Retrieval-Augmented Generation (RAG)
What is RAG
- A technique that enhances LLM responses by supplying external, up-to-date knowledge at inference time
- Combines two systems: a retrieval system and a generative model
- Addresses core LLM limitations: knowledge cutoff, hallucination, lack of domain-specific data
Core Problem RAG Solves
- LLMs are frozen at training time — they cannot access new or private information
- Fine-tuning is expensive and slow to update
- RAG allows dynamic injection of relevant context without retraining
RAG Architecture — Step by Step
1. Ingestion Pipeline (Offline)
- Raw documents are collected (PDFs, web pages, databases, etc.)

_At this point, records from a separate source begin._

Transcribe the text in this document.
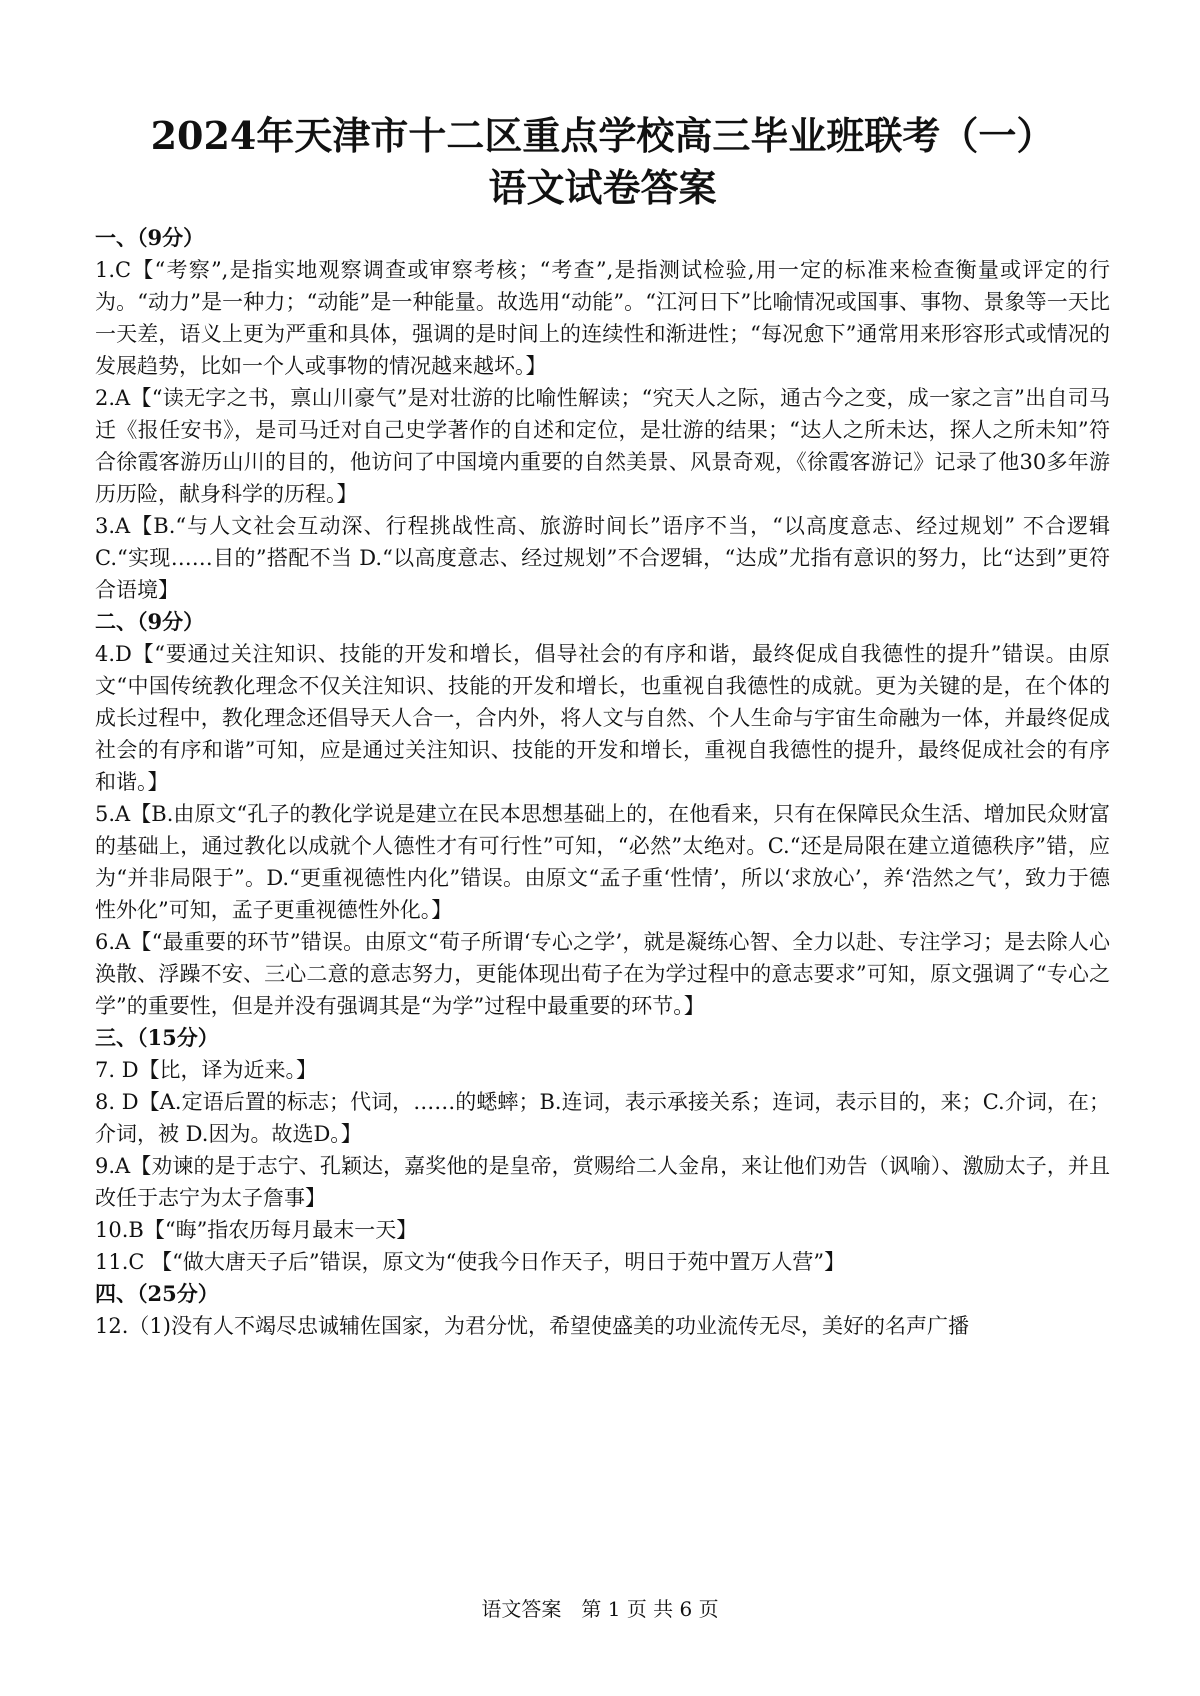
2024年天津市十二区重点学校高三毕业班联考（一）
语文试卷答案

一、（9分）

1.C【“考察”,是指实地观察调查或审察考核；“考查”,是指测试检验,用一定的标准来检查衡量或评定的行为。“动力”是一种力；“动能”是一种能量。故选用“动能”。“江河日下”比喻情况或国事、事物、景象等一天比一天差，语义上更为严重和具体，强调的是时间上的连续性和渐进性；“每况愈下”通常用来形容形式或情况的发展趋势，比如一个人或事物的情况越来越坏。】

2.A【“读无字之书，禀山川豪气”是对壮游的比喻性解读；“究天人之际，通古今之变，成一家之言”出自司马迁《报任安书》，是司马迁对自己史学著作的自述和定位，是壮游的结果；“达人之所未达，探人之所未知”符合徐霞客游历山川的目的，他访问了中国境内重要的自然美景、风景奇观，《徐霞客游记》记录了他30多年游历历险，献身科学的历程。】

3.A【B.“与人文社会互动深、行程挑战性高、旅游时间长”语序不当，“以高度意志、经过规划” 不合逻辑 C.“实现……目的”搭配不当 D.“以高度意志、经过规划”不合逻辑，“达成”尤指有意识的努力，比“达到”更符合语境】

二、（9分）

4.D【“要通过关注知识、技能的开发和增长，倡导社会的有序和谐，最终促成自我德性的提升”错误。由原文“中国传统教化理念不仅关注知识、技能的开发和增长，也重视自我德性的成就。更为关键的是，在个体的成长过程中，教化理念还倡导天人合一，合内外，将人文与自然、个人生命与宇宙生命融为一体，并最终促成社会的有序和谐”可知，应是通过关注知识、技能的开发和增长，重视自我德性的提升，最终促成社会的有序和谐。】

5.A【B.由原文“孔子的教化学说是建立在民本思想基础上的，在他看来，只有在保障民众生活、增加民众财富的基础上，通过教化以成就个人德性才有可行性”可知，“必然”太绝对。C.“还是局限在建立道德秩序”错，应为“并非局限于”。D.“更重视德性内化”错误。由原文“孟子重‘性情’，所以‘求放心’，养‘浩然之气’，致力于德性外化”可知，孟子更重视德性外化。】

6.A【“最重要的环节”错误。由原文“荀子所谓‘专心之学’，就是凝练心智、全力以赴、专注学习；是去除人心涣散、浮躁不安、三心二意的意志努力，更能体现出荀子在为学过程中的意志要求”可知，原文强调了“专心之学”的重要性，但是并没有强调其是“为学”过程中最重要的环节。】

三、（15分）

7. D【比，译为近来。】

8. D【A.定语后置的标志；代词，……的蟋蟀；B.连词，表示承接关系；连词，表示目的，来；C.介词，在；介词，被 D.因为。故选D。】

9.A【劝谏的是于志宁、孔颖达，嘉奖他的是皇帝，赏赐给二人金帛，来让他们劝告（讽喻）、激励太子，并且改任于志宁为太子詹事】

10.B【“晦”指农历每月最末一天】

11.C 【“做大唐天子后”错误，原文为“使我今日作天子，明日于苑中置万人营”】

四、（25分）

12.（1)没有人不竭尽忠诚辅佐国家，为君分忧，希望使盛美的功业流传无尽，美好的名声广播

语文答案　第 1 页 共 6 页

- Documents are split into smaller chunks (e.g., 256–512 tokens)
- Each chunk is passed through an embedding model to generate a vector representation
- Vectors are stored in a vector database (e.g., Pinecone, Weaviate, ChromaDB, FAISS)

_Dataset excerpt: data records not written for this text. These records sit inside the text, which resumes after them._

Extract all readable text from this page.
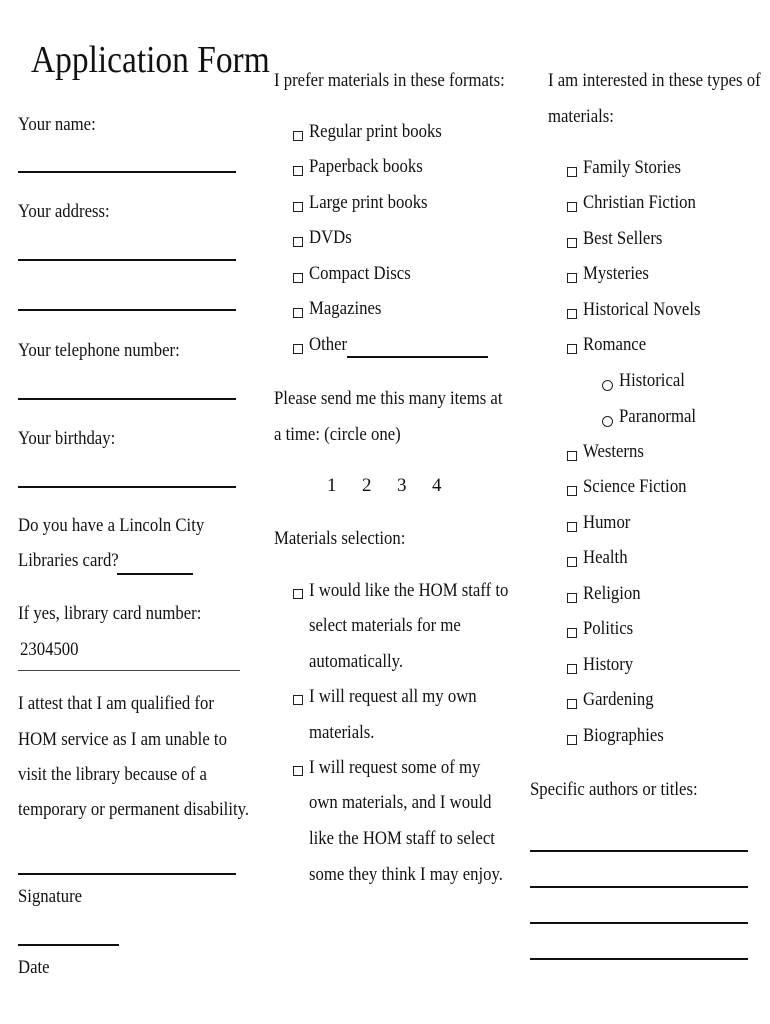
Application Form
Your name:
Your address:
Your telephone number:
Your birthday:
Do you have a Lincoln City
Libraries card?
If yes, library card number:
2304500
I attest that I am qualified for
HOM service as I am unable to
visit the library because of a
temporary or permanent disability.
Signature
Date
I prefer materials in these formats:
Regular print books
Paperback books
Large print books
DVDs
Compact Discs
Magazines
Other
Please send me this many items at
a time: (circle one)
1 2 3 4
Materials selection:
I would like the HOM staff to
select materials for me
automatically.
I will request all my own
materials.
I will request some of my
own materials, and I would
like the HOM staff to select
some they think I may enjoy.
I am interested in these types of
materials:
Family Stories
Christian Fiction
Best Sellers
Mysteries
Historical Novels
Romance
Historical
Paranormal
Westerns
Science Fiction
Humor
Health
Religion
Politics
History
Gardening
Biographies
Specific authors or titles:
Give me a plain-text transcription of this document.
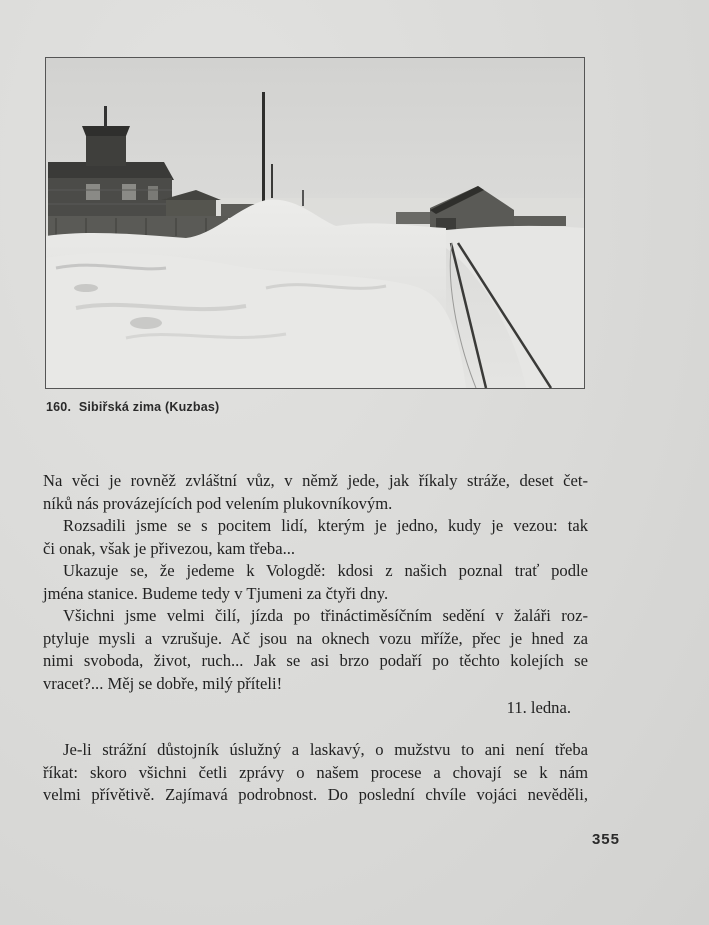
160. Sibiřská zima (Kuzbas)
Na věci je rovněž zvláštní vůz, v němž jede, jak říkaly stráže, deset čet-
níků nás provázejících pod velením plukovníkovým.
Rozsadili jsme se s pocitem lidí, kterým je jedno, kudy je vezou: tak
či onak, však je přivezou, kam třeba...
Ukazuje se, že jedeme k Vologdě: kdosi z našich poznal trať podle
jména stanice. Budeme tedy v Tjumeni za čtyři dny.
Všichni jsme velmi čilí, jízda po třináctiměsíčním sedění v žaláři roz-
ptyluje mysli a vzrušuje. Ač jsou na oknech vozu mříže, přec je hned za
nimi svoboda, život, ruch... Jak se asi brzo podaří po těchto kolejích se
vracet?... Měj se dobře, milý příteli!
11. ledna.
Je-li strážní důstojník úslužný a laskavý, o mužstvu to ani není třeba
říkat: skoro všichni četli zprávy o našem procese a chovají se k nám
velmi přívětivě. Zajímavá podrobnost. Do poslední chvíle vojáci nevěděli,
355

2. Retrieval (Online — at Query Time)
- User submits a query
- The query is embedded using the same embedding model
- A similarity search (e.g., cosine similarity, dot product) is run against the vector store
- Top-k most relevant chunks are retrieved
3. Augmentation
- Retrieved chunks are injected into the LLM prompt as context
- Prompt is structured as: context + original query
4. Generation
- The LLM generates a response grounded in the retrieved context
- Output is based on real, sourced information rather than parametric memory alone
Key Components
- Embedding Model — converts text to dense vectors (e.g., OpenAI ada-002, BGE, Cohere Embed)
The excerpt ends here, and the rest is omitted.